Herrin der Zinsen sind Zinsen egal
Beruhigend für den EU-Bürger: Christine Lagarde und ihr Team sind nicht jung und brauchen Geld, sondern sind (bekanntlich) älter und haben Geld. Beruhigend ist zudem, dass Christine Lagarde den Einblick gibt, dass sie Konten hat, auf denen mehr als 100.000 Euro liegen und damit die Einlagensicherungsgrenze überschreitet. Wie groß wäre wohl allgemein das Vertrauen in die Banken, wenn ausgerechnet die EZB-Präsidentin bei mehreren Banken immer nur 100.000 Euro deponiert hätte? Andererseits gibt es zu denken, dass die Herrin der Zinsen offenbar kein Problem mit der Verzinsung von Bankeinlagen erkennt. Vielleicht ist aber auch ihr Gehalt und Ihre Pension zu üppig, um sich mit rentierlicheren Anlagen befassen zu müssen?
Dagegen scheinen die EZB-Direktoren Jens Weidmann und Isabel Schnabel ihre Vermögensbildung noch nicht abgeschlossen zu haben. Weidmann investiert (tapfer) in verschiedene ETFs auf den Dax. Abenteuerlustiger zeigt sich dagegen Schnabel. Diese Charaktereigenschaft bewies sie früh bei einem Praktikum in Sankt Petersburg, wo sie auf Russisch Umfragen bei diversen Banken am Telefon durchführte. „Ihre anderen Auslandsaufenthalte in den USA, Frankreich und Großbritannien nehmen sich dagegen fast schon langweilig aus“, schreibt Emma. Die Aktienanlage von „Deutschlands einflussreichster Ökonomin“ nimmt sich ebenso bunt und Neuem gegenüber aufgeschlossen aus: Die ehemalige Wirtschaftsweise hat Trendsetter wie Spotify und Snap im Depot, aber auch Tech-Riesen wie Apple, Amazon oder Google-Mutter Alphabet und Facebook. Mit Teamviewer hat sie in ein Unternehmen investiert, dass vom aktuellen Homeoffice-Trend profitiert. Mit Alibaba stimmt auch die Asien-Allokation und zusätzlich setzt sie auch auf die heimischen Größen BASF, Bayer, Fresenius und Daimler.

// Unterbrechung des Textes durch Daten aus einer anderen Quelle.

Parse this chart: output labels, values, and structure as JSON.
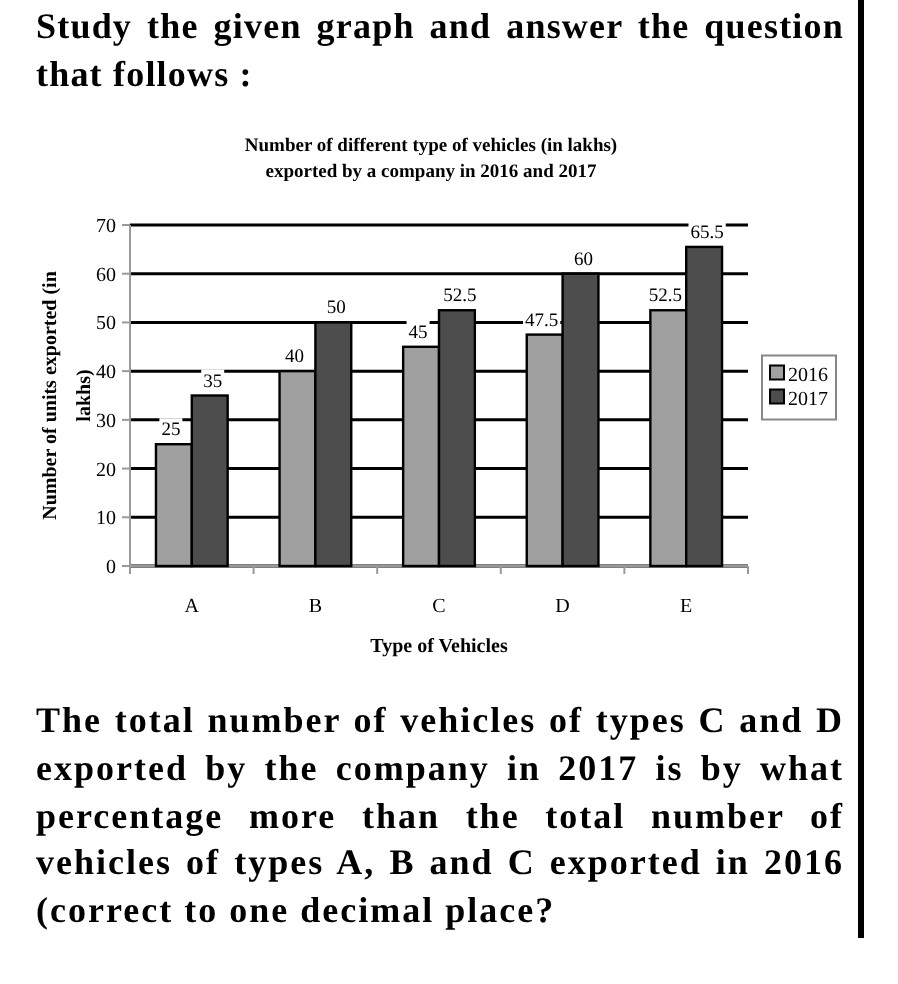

Mit dieser Allokation liegt Schnabels Performance auch deutlich – vermutlich in fast jedem Zeitraum – über der von Weidmann. Vermögensberater würden ihr trotzdem raten, breiter zu streuen. Dagegen würde sich Warren Buffett eher überlegen, Schnabel zu adoptieren. Lehrt doch der Milliardär: „Diversification is protection against ignorance. It makes little sense if you know what you are doing.“
A Fistful of Dollars
Wenn die EZB alsbald auch noch Aktien kauft, sollte man Schnabel die Kaufentscheidungen anvertrauen. Wenig vertrauensbildend wäre beim Bürger aber, wenn ein Zentralbanker zu viel über künftige Marktentwicklungen wüsste – das gilt auch für Ehepartner. Anfang 2012 musste Philipp Hildebrand als Präsident der Schweizer Nationalbank zurücktreten, weil die geschäftstüchtige Gattin Kashya vor einer Wechselkursentscheidung der Zentralbank Dollar im Wert von über einer halben Million kaufte.
For a Few Dollars More
Ein gutes Briefing genießen auch manche Politiker. Laut Medienberichten stießen US-Senatoren, die über geheime Informationen zur Pandemie verfügten, kurz vor dem Crash millionenschwere Aktienpakete ab. Wie „Pro Publica“ berichtet, stieß beispielsweise Richard M. Burr, ein Senator der Republikaner, am 13. Februar ein Aktienpaket im Wert von bis zu 1,7 Millionen Dollar ab. Burr ging dabei besonders raffiniert vor: Etwa zeitgleich redete Burr die Gefahr einer globalen Pandemie durch das Coronavirus öffentlich klein. Eine Woche nach Burrs Aktienverkäufen begann der historische Zusammenbruch der Börsen infolge der Corona-Panik. Burr sollte besser Vermögensverwalter werden.